1using ac = cytnx::Accessor;
2
3ac(4); // this is equal to index '4' in Python
4ac::all(); // this is equal to ':' in Python
5ac::range(0, 4, 2); // this is equal to '0:4:2' in Python
In the following, let’s see how it can be used to get/set the elements from/in a Tensor.
operator[] (middle level API) :
1using ac = cytnx::Accessor;
2auto A = cytnx::arange(24).reshape(2, 3, 4);
3auto B = cytnx::zeros({3, 2});
4
5// [get] this is equal to A[0,:,1:4:2] in Python:
6auto C = A[{ac(0), ac::all(), ac::range(1, 4, 2)}];
7
8// [set] this is equal to A[1,:,0:4:2] = B in Python:
9A[{ac(1), ac::all(), ac::range(0, 4, 2)}] = B;
Note
Remember to write a braket{} around the elements to be accessed. This is needed because the C++ operator[] can only accept one argument.

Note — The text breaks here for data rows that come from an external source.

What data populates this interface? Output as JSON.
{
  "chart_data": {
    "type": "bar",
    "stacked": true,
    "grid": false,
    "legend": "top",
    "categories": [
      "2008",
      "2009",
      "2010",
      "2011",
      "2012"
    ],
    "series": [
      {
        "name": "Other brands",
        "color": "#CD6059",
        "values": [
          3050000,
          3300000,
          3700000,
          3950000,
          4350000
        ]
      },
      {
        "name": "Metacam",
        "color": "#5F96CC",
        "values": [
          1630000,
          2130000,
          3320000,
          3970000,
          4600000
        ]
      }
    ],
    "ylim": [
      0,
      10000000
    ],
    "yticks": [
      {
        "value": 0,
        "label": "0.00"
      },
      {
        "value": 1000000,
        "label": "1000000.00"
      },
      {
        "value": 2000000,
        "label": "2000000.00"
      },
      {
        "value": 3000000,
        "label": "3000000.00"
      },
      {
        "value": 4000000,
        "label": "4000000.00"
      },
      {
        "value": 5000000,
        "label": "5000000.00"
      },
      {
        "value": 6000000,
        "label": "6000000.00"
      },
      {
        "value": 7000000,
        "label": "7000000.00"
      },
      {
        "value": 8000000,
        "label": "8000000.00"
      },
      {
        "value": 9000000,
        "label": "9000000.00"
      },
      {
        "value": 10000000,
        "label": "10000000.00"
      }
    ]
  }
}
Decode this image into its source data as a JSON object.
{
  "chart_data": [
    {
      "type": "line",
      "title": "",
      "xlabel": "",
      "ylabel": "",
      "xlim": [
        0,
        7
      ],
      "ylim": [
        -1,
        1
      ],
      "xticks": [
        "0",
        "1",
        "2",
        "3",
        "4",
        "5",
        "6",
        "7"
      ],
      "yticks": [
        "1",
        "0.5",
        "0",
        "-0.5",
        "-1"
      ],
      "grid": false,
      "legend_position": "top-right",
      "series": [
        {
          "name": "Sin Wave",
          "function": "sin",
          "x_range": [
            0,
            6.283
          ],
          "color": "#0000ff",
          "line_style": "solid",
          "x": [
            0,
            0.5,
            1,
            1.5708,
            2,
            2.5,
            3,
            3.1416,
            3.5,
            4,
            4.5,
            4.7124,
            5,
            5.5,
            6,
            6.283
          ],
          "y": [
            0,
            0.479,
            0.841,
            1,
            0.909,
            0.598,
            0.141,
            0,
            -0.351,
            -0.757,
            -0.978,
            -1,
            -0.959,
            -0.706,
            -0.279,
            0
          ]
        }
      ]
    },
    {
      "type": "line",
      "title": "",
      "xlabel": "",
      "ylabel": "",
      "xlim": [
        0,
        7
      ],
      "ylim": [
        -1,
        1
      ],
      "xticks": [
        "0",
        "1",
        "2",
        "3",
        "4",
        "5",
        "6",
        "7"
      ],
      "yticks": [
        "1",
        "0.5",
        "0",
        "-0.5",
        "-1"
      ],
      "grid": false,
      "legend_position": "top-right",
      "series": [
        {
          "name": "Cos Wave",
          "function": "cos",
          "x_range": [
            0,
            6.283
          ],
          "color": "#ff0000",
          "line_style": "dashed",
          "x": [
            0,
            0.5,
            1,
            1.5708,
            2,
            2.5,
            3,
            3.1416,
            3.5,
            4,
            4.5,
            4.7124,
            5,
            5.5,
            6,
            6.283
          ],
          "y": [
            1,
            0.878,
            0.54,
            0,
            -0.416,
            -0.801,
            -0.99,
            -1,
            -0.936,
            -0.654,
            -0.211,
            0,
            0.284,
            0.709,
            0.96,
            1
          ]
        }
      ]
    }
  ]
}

- get/set (low level API) :
get() and set() are part of the low-level API. Operator() and Operator[] are all built based on these.
1using ac = cytnx::Accessor;
2auto A = cytnx::arange(24).reshape(2, 3, 4);
3auto B = cytnx::zeros({3, 2});
4
5// [get] this is equal to A[0,:,1:4:2] in Python:
6auto C = A.get({ac(0), ac::all(), ac::range(1, 4, 2)});
7
8// [set] this is equal to A[1,:,0:4:2] = B in Python:
9A.set({ac(1), ac::all(), ac::range(0, 4, 2)}, B);
Hint
Similarly, you can also pass a C++ vector<cytnx_int64> as an argument.
Tip
If your code makes frequent use of get/set elements, using the low-level API can reduce the overhead.